A partir de jeudi, les 2.000 automobilistes qui empruntent en moyenne chaque jour la RD5 pour sortir de Tourouvre rouleront pendant un km sur des panneaux solaires collés sur la chaussée.
Ces 2.800 m2 de dalles aux allures de carrelage plastifié doivent permettre de produire l'équivalent de l'éclairage public d'une ville de 5.000 habitants, selon la direction de Wattway, le projet co-inventé par Colas et le CEA Tech. Elles sont fabriquées par la Scop SNA à Tourouvre.
L'ensemble des travaux est couvert par une subvention d'Etat de 5 millions d'euros hors taxe, précise le conseil départemental.
Quatre sites pilotes en France
Depuis quelques mois, le concept est déjà expérimenté sur quatre sites pilotes (deux en Vendée, un à Septèmes-les-Vallons, près de Marseille, un dans les Yvelines) sur des parkings, ou devant des bâtiments publics. Les surfaces sont beaucoup plus petites, de 50 à 100 m2 de dalles solaires.
A la Roche-sur-Yon, par exemple, depuis juin, "pratiquement tous les week-ends des voitures électriques viennent recharger leur batterie à la borne du complexe sportif et culturel Vendéspace, alimentée par 50 m2 de dalles solaires. Les cellules photovoltaïques n'ont pas bougé. Ca fonctionne parfaitement bien", assure à l'AFP le député LR de la Vendée Alain Leboeuf qui préside le Syndicat départemental d'énergie (Sydev), partenaire de cette expérimentation.
Ailleurs, les dalles pourraient alimenter les aires d'autoroutes ou les maisons isolées, précise Wattway.
La route solaire ornaise est une "première mondiale", explique Jean-Charles Broizat, directeur de Wattway, ce que confirment les concurrents.
Au nord d'Amsterdam, une piste cyclable solaire de 70 m est en service depuis deux ans, sur une voie où passent quelques 2.000 vélos par jour. Si le revêtement a mal résisté au premier hiver, le problème a été résolu depuis: la piste "SolaRoad" vient d'être prolongée de 20 mètres, assure TNO, société à l'origine du projet. "Nous avons des projets de routes solaires publiques pour 2018", précise Sten de Wit, de TNO.
L'Allemagne est aussi sur les rangs. "Nous projetons une route test de 150 m près de Cologne à l'été 2017, puis une route publique fin 2017", explique Donald Müller-Judex, ingénieur à l'origine du projet Solmove, basé en Bavière.
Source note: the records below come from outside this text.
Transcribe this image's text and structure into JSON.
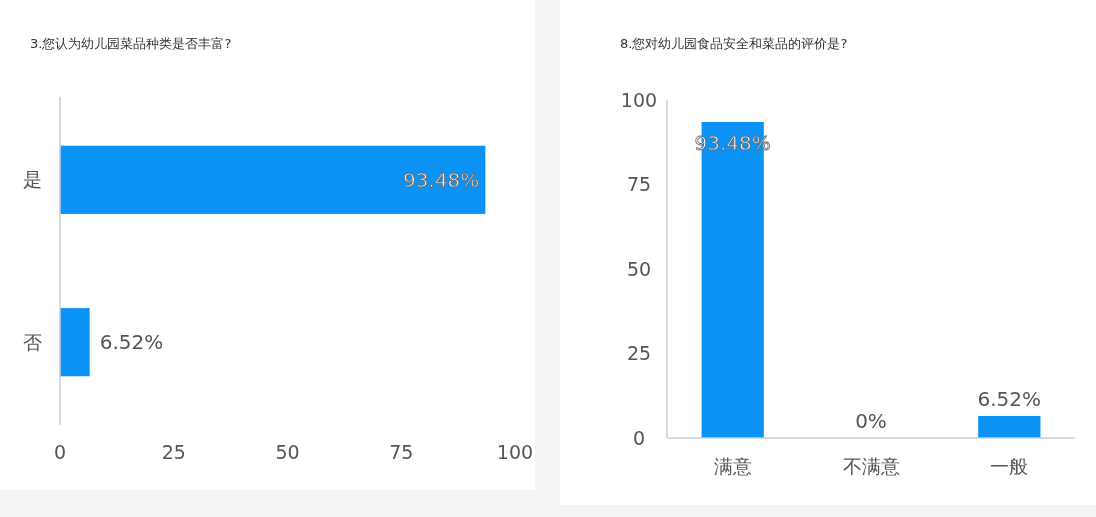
{
  "chart_data": [
    {
      "type": "bar",
      "orientation": "horizontal",
      "title": "3.您认为幼儿园菜品种类是否丰富?",
      "categories": [
        "是",
        "否"
      ],
      "values": [
        93.48,
        6.52
      ],
      "value_labels": [
        "93.48%",
        "6.52%"
      ],
      "color": "#0a93f5",
      "xlim": [
        0,
        100
      ],
      "xticks": [
        0,
        25,
        50,
        75,
        100
      ],
      "grid": false
    },
    {
      "type": "bar",
      "title": "8.您对幼儿园食品安全和菜品的评价是?",
      "categories": [
        "满意",
        "不满意",
        "一般"
      ],
      "values": [
        93.48,
        0,
        6.52
      ],
      "value_labels": [
        "93.48%",
        "0%",
        "6.52%"
      ],
      "color": "#0a93f5",
      "ylim": [
        0,
        100
      ],
      "yticks": [
        0,
        25,
        50,
        75,
        100
      ],
      "grid": false
    }
  ]
}
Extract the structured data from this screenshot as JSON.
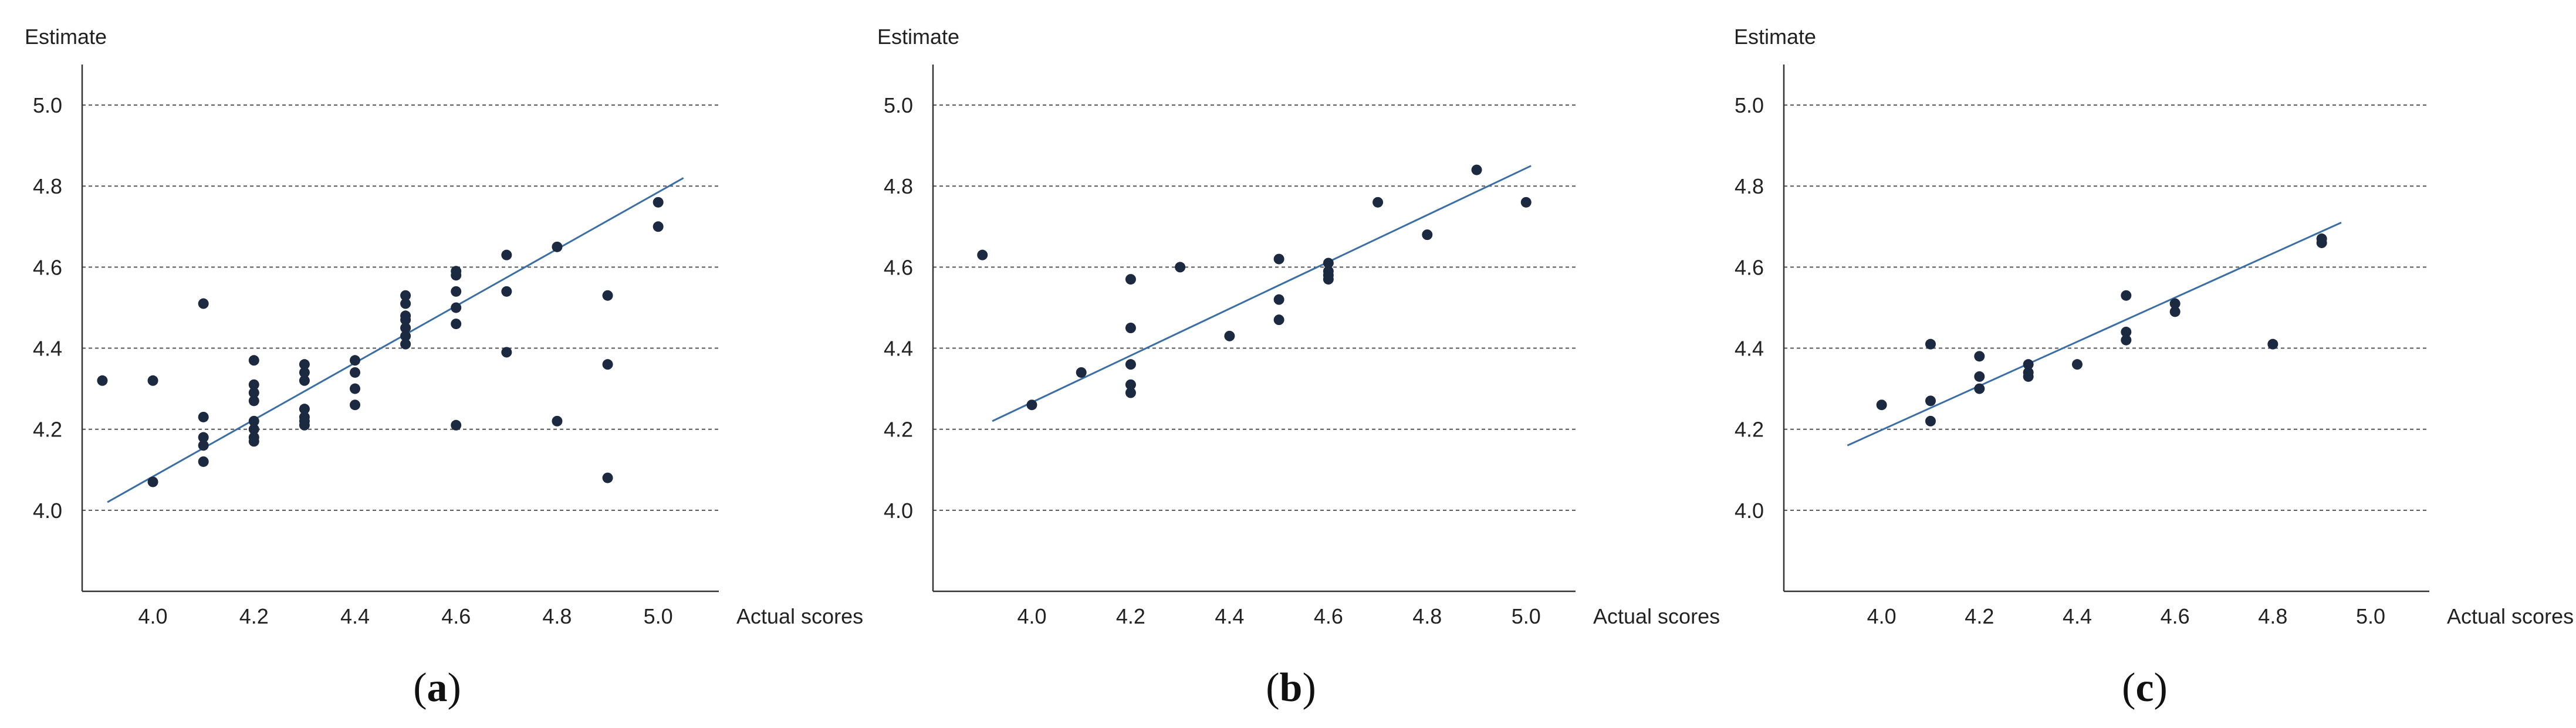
{
  "chart_data": [
    {
      "type": "scatter",
      "panel_label": "a",
      "xlabel": "Actual scores",
      "ylabel": "Estimate",
      "x_ticks": [
        "4.0",
        "4.2",
        "4.4",
        "4.6",
        "4.8",
        "5.0"
      ],
      "y_ticks": [
        "4.0",
        "4.2",
        "4.4",
        "4.6",
        "4.8",
        "5.0"
      ],
      "xlim": [
        3.86,
        5.12
      ],
      "ylim": [
        3.8,
        5.1
      ],
      "grid": "horizontal dashed",
      "colors": {
        "points": "#1b2a41",
        "fit_line": "#3a6ea5"
      },
      "points": [
        {
          "x": 3.9,
          "y": 4.32
        },
        {
          "x": 4.0,
          "y": 4.32
        },
        {
          "x": 4.0,
          "y": 4.07
        },
        {
          "x": 4.1,
          "y": 4.51
        },
        {
          "x": 4.1,
          "y": 4.23
        },
        {
          "x": 4.1,
          "y": 4.18
        },
        {
          "x": 4.1,
          "y": 4.16
        },
        {
          "x": 4.1,
          "y": 4.12
        },
        {
          "x": 4.2,
          "y": 4.37
        },
        {
          "x": 4.2,
          "y": 4.31
        },
        {
          "x": 4.2,
          "y": 4.29
        },
        {
          "x": 4.2,
          "y": 4.27
        },
        {
          "x": 4.2,
          "y": 4.22
        },
        {
          "x": 4.2,
          "y": 4.2
        },
        {
          "x": 4.2,
          "y": 4.18
        },
        {
          "x": 4.2,
          "y": 4.17
        },
        {
          "x": 4.3,
          "y": 4.36
        },
        {
          "x": 4.3,
          "y": 4.34
        },
        {
          "x": 4.3,
          "y": 4.32
        },
        {
          "x": 4.3,
          "y": 4.25
        },
        {
          "x": 4.3,
          "y": 4.23
        },
        {
          "x": 4.3,
          "y": 4.22
        },
        {
          "x": 4.3,
          "y": 4.21
        },
        {
          "x": 4.4,
          "y": 4.37
        },
        {
          "x": 4.4,
          "y": 4.34
        },
        {
          "x": 4.4,
          "y": 4.3
        },
        {
          "x": 4.4,
          "y": 4.26
        },
        {
          "x": 4.5,
          "y": 4.53
        },
        {
          "x": 4.5,
          "y": 4.51
        },
        {
          "x": 4.5,
          "y": 4.48
        },
        {
          "x": 4.5,
          "y": 4.47
        },
        {
          "x": 4.5,
          "y": 4.45
        },
        {
          "x": 4.5,
          "y": 4.43
        },
        {
          "x": 4.5,
          "y": 4.41
        },
        {
          "x": 4.6,
          "y": 4.59
        },
        {
          "x": 4.6,
          "y": 4.58
        },
        {
          "x": 4.6,
          "y": 4.54
        },
        {
          "x": 4.6,
          "y": 4.5
        },
        {
          "x": 4.6,
          "y": 4.46
        },
        {
          "x": 4.6,
          "y": 4.21
        },
        {
          "x": 4.7,
          "y": 4.63
        },
        {
          "x": 4.7,
          "y": 4.54
        },
        {
          "x": 4.7,
          "y": 4.39
        },
        {
          "x": 4.8,
          "y": 4.65
        },
        {
          "x": 4.8,
          "y": 4.22
        },
        {
          "x": 4.9,
          "y": 4.53
        },
        {
          "x": 4.9,
          "y": 4.36
        },
        {
          "x": 4.9,
          "y": 4.08
        },
        {
          "x": 5.0,
          "y": 4.76
        },
        {
          "x": 5.0,
          "y": 4.7
        }
      ],
      "fit_line": [
        {
          "x": 3.91,
          "y": 4.02
        },
        {
          "x": 5.05,
          "y": 4.82
        }
      ]
    },
    {
      "type": "scatter",
      "panel_label": "b",
      "xlabel": "Actual scores",
      "ylabel": "Estimate",
      "x_ticks": [
        "4.0",
        "4.2",
        "4.4",
        "4.6",
        "4.8",
        "5.0"
      ],
      "y_ticks": [
        "4.0",
        "4.2",
        "4.4",
        "4.6",
        "4.8",
        "5.0"
      ],
      "xlim": [
        3.8,
        5.1
      ],
      "ylim": [
        3.8,
        5.1
      ],
      "grid": "horizontal dashed",
      "colors": {
        "points": "#1b2a41",
        "fit_line": "#3a6ea5"
      },
      "points": [
        {
          "x": 3.9,
          "y": 4.63
        },
        {
          "x": 4.0,
          "y": 4.26
        },
        {
          "x": 4.1,
          "y": 4.34
        },
        {
          "x": 4.2,
          "y": 4.57
        },
        {
          "x": 4.2,
          "y": 4.45
        },
        {
          "x": 4.2,
          "y": 4.36
        },
        {
          "x": 4.2,
          "y": 4.31
        },
        {
          "x": 4.2,
          "y": 4.29
        },
        {
          "x": 4.3,
          "y": 4.6
        },
        {
          "x": 4.4,
          "y": 4.43
        },
        {
          "x": 4.5,
          "y": 4.62
        },
        {
          "x": 4.5,
          "y": 4.52
        },
        {
          "x": 4.5,
          "y": 4.47
        },
        {
          "x": 4.6,
          "y": 4.61
        },
        {
          "x": 4.6,
          "y": 4.59
        },
        {
          "x": 4.6,
          "y": 4.58
        },
        {
          "x": 4.6,
          "y": 4.57
        },
        {
          "x": 4.7,
          "y": 4.76
        },
        {
          "x": 4.8,
          "y": 4.68
        },
        {
          "x": 4.9,
          "y": 4.84
        },
        {
          "x": 5.0,
          "y": 4.76
        }
      ],
      "fit_line": [
        {
          "x": 3.92,
          "y": 4.22
        },
        {
          "x": 5.01,
          "y": 4.85
        }
      ]
    },
    {
      "type": "scatter",
      "panel_label": "c",
      "xlabel": "Actual scores",
      "ylabel": "Estimate",
      "x_ticks": [
        "4.0",
        "4.2",
        "4.4",
        "4.6",
        "4.8",
        "5.0"
      ],
      "y_ticks": [
        "4.0",
        "4.2",
        "4.4",
        "4.6",
        "4.8",
        "5.0"
      ],
      "xlim": [
        3.8,
        5.12
      ],
      "ylim": [
        3.8,
        5.1
      ],
      "grid": "horizontal dashed",
      "colors": {
        "points": "#1b2a41",
        "fit_line": "#3a6ea5"
      },
      "points": [
        {
          "x": 4.0,
          "y": 4.26
        },
        {
          "x": 4.1,
          "y": 4.41
        },
        {
          "x": 4.1,
          "y": 4.27
        },
        {
          "x": 4.1,
          "y": 4.22
        },
        {
          "x": 4.2,
          "y": 4.38
        },
        {
          "x": 4.2,
          "y": 4.33
        },
        {
          "x": 4.2,
          "y": 4.3
        },
        {
          "x": 4.3,
          "y": 4.36
        },
        {
          "x": 4.3,
          "y": 4.34
        },
        {
          "x": 4.3,
          "y": 4.33
        },
        {
          "x": 4.4,
          "y": 4.36
        },
        {
          "x": 4.5,
          "y": 4.53
        },
        {
          "x": 4.5,
          "y": 4.44
        },
        {
          "x": 4.5,
          "y": 4.42
        },
        {
          "x": 4.6,
          "y": 4.51
        },
        {
          "x": 4.6,
          "y": 4.49
        },
        {
          "x": 4.8,
          "y": 4.41
        },
        {
          "x": 4.9,
          "y": 4.67
        },
        {
          "x": 4.9,
          "y": 4.66
        }
      ],
      "fit_line": [
        {
          "x": 3.93,
          "y": 4.16
        },
        {
          "x": 4.94,
          "y": 4.71
        }
      ]
    }
  ]
}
Aux Etats-Unis, le Missouri "travaille" à l'installation d'environ 19 m2 sur un trottoir à proximité de la Route 66, indique à l'AFP Tom Blair, ingénieur au ministère des Transports de cet Etat (MoDOT) sans donner de date.
Objectif ambitieux mais coût élevé
A chaque fois, le concept est de coller sur la route des panneaux solaires protégés par une résine pour produire de l'électricité. Avantage: la production d'électricité ne gêne personne sur ces surfaces qui ne sont en moyenne occupées par les voitures que 20% du temps, selon Colas. Avec un million de km de routes, la France pourrait ainsi en théorie accéder à l'indépendance énergétique en pavant le quart de ses routes, met en avant la société.
Inconvénient: les panneaux à plat produisent moins d'électricité que les panneaux inclinés. Pour "300 kWh installés", les dalles Wattway produisent "5 à 10 kW de moins" que les toitures, selon M. Broizat.
Les sceptiques attendent aussi de voir si les panneaux résisteront effectivement, avec le temps, en dehors des laboratoires, au passage des poids-lourds et aux intempéries.
Surtout, le modèle économique reste à trouver: "Aujourd'hui Wattway est à 17 euros le watt-crête (unité de mesure de l'énergie solaire) raccordé", selon M. Broizat, contre 1,3 euro pour le solaire en grande toiture, selon le syndicat des énergies renouvelables (SER).
Mais Wattway compte d'ici à 2020, "rejoindre" le prix de production du solaire classique. Un objectif "ambitieux" mais "réaliste", selon Colas. Car le coût de production de l'énergie solaire classique a diminué de 60% entre 2009 et 2015, selon le SER.